Preface
Why do this to myself?
Preface
Paragraph P.1
Initially intended as an examination of art’s place in a human life, this book evolved into a dual reflection: how life influences art, and how art shapes life. The subject, of course, is my own life.
P.2
As I analyzed my artistic journey, it became clear that my lifelong attempt to "find my way" in the art world had paralleled my search for a place within it. These two quests, though similar, are distinct. Finding my way felt like navigating a maze—trying to promote my unique artistic voice, even when I wasn’t entirely sure where I wanted to go. I suppose you could say that this amounts to me trying to find people and organizations who would acknowledge in some significant way the artistic things that come out of me. The honest turn of their attention and a sincere "Well done" of sorts. It would also seem that this acceptance would need to include their continued support in my artistic endeavors. And money too. In contrast, finding my place has involved understanding what my art means in the larger context of the art world and discovering others whose work resonates with mine.

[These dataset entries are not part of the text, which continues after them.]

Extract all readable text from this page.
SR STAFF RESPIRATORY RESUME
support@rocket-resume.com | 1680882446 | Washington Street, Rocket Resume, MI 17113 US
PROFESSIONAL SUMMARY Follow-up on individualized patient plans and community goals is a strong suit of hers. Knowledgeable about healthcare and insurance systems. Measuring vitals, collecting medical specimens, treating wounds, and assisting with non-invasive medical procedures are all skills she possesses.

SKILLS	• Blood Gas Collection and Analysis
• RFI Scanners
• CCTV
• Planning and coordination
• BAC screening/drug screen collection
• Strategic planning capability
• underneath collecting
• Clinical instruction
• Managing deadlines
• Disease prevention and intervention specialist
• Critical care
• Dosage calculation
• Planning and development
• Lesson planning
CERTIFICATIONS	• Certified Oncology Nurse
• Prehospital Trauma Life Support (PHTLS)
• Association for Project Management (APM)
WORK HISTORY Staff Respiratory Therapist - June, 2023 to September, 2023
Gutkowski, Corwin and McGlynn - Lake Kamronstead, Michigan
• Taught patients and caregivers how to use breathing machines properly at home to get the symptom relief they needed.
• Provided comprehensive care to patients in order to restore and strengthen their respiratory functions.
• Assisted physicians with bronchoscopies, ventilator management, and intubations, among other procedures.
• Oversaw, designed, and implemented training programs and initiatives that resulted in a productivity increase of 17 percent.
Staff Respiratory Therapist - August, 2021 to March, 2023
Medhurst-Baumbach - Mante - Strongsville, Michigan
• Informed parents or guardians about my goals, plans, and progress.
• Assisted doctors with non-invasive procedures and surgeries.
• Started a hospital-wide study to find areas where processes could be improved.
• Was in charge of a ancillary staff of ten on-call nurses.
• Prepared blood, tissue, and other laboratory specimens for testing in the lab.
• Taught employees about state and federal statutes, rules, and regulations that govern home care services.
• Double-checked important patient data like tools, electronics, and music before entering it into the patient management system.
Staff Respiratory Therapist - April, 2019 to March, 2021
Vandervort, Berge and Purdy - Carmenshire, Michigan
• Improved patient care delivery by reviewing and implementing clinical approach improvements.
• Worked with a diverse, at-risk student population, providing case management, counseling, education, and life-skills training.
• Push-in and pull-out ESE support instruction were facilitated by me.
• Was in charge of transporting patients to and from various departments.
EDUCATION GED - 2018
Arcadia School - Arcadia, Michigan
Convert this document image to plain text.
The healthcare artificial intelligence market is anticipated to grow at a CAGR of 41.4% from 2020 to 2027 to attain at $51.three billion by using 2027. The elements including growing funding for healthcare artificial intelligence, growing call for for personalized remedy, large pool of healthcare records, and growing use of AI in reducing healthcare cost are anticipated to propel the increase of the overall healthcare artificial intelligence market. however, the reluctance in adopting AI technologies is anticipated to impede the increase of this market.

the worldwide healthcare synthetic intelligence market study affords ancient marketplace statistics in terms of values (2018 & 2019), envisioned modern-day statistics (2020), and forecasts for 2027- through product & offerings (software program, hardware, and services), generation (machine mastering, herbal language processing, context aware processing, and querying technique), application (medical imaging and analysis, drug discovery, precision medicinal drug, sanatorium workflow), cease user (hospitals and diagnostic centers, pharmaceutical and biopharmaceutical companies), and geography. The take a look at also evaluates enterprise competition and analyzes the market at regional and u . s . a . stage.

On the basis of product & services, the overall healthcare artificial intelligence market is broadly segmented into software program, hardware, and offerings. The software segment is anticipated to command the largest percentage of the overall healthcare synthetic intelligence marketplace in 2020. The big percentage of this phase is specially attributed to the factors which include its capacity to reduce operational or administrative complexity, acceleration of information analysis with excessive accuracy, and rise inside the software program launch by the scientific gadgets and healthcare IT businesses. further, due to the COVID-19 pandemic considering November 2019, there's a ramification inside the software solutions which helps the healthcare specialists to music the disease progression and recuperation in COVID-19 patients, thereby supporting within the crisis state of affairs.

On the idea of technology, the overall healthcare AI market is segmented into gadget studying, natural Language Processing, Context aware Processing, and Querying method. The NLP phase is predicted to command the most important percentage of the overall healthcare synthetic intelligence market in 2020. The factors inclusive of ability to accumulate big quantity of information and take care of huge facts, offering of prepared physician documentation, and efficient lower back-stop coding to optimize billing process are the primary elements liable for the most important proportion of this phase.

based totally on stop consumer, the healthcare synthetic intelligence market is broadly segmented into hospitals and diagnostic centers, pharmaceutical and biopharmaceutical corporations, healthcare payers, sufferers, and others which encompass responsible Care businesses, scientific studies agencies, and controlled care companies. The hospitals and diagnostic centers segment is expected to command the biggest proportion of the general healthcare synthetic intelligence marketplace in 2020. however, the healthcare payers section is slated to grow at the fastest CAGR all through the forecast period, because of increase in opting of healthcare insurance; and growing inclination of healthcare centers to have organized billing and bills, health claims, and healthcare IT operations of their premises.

This would be related to questions such as "So what are these creative things that keep coming out of me? What do they mean? Why is it happening? Why does it matter so much for me to get these expressions out?" and "Who are doing similar things that I can identify with?"

P.3
Growing up, no one in my family shared my artistic tendencies. While we all drew and painted as children, I was the only one for whom it became a vital part of life. This isolation sometimes left me feeling conflicted—proud of my talent but embarrassed by its uniqueness. I often don't know what I’m trying to express through my art; I only know that each new project feels like a great idea. The connections between my various artistic styles remain unclear, but I hope the bigger picture will eventually emerge.
P.4
As I mentioned: At times, I’ve felt embarrassed by the attention my art has drawn, especially when met with puzzled looks. This still has not deterred me from wanting to do these things. Besides, there is a tremendous amount of satisfaction and joy after giving birth in this way. Even if, at times, it is an ugly baby. We will examine this issue as we go along. I am convinced that there’s a place for my work in the art world—I just need to find it.
P.5
While I haven't yet fully found my way or place in the art world, I believe this book can help me do so. By analyzing my past experiences, I hope to gain a clearer understanding of my art and chart a course for the future. At the time of writing, I am an unknown artist, earning no income from my work, making this reflection both timely and necessary. But this book (which is another work of my art) isn’t just for me—you’ll learn from it too, and I promise it will entertain.
P.6
As the narrative unfolds, you'll witness how this story takes a leap into what I call my "Art-DNA," which I've included as an index to this book. The “Art-DNA” connects related subjects and will help us gain a deeper understanding of how and why things developed the way they did. Please review this section carefully—it’s key to grasping what I’m trying to convey.

P.7
Throughout this journey, you'll meet the people and artists who activated my senses and influenced me, from the unknown 1970s painters of velvet canvases that graced our living room wall to world-renowned illustrators and photographers whose work I tried to emulate. These influences, alongside significant life events, helped shape my artistic vision. If I do my job right, you will be continually immersed in the culture and times of the years discussed. From the first time I saw a picture of the rock band KISS, to my first awareness of the opposite sex. It's all in here. From a bad experience with the drug LSD, to the night I tried to hang myself in my bedroom closet. All of these events and people, combined with a flood of consumer products; a bombardment of mass media in the form of television, movies, music, books and magazines all working together on my mind have all added up in some way to how I perceive things artistically. It's not all pretty, but it's all pretty interesting.
P.8
As I compiled this volume I was surprised at how many different ideas, experiences and influences were taking place all around me at the exact same time in my life. A handful of influential directions would have been enough, but the dates on the photos, clippings and other memorabilia show that there were an unbelievable amount of things going on all at once and challenging each other for dominance in my life. It was a real sensory overload, as you will see in the chapters to follow. An army of major persuasions funneled themselves into a wide-eyed and willing youth. From month-to-month I was assaulted by some of the most powerful images and ideas of the time, some good, some bad. It is fascinating to see what came out at the other end.
P.9
If you ever feel overwhelmed by the amount of information I’m sharing, remember that this is only a fraction of what was being pushed on people during the years I’m presenting to you. The sheer volume of cultural, social, and commercial influences during this time is staggering, shaping the lives and choices of all of us in ways that is still felt today.

P.10
As you read, please know that whatever negative things unfold within its pages (and there are a number of them) they have all been worked out successfully. Know too that I have become well adjusted in the world around me, whether that be in the world of art or in the one that we are all finding our way through together.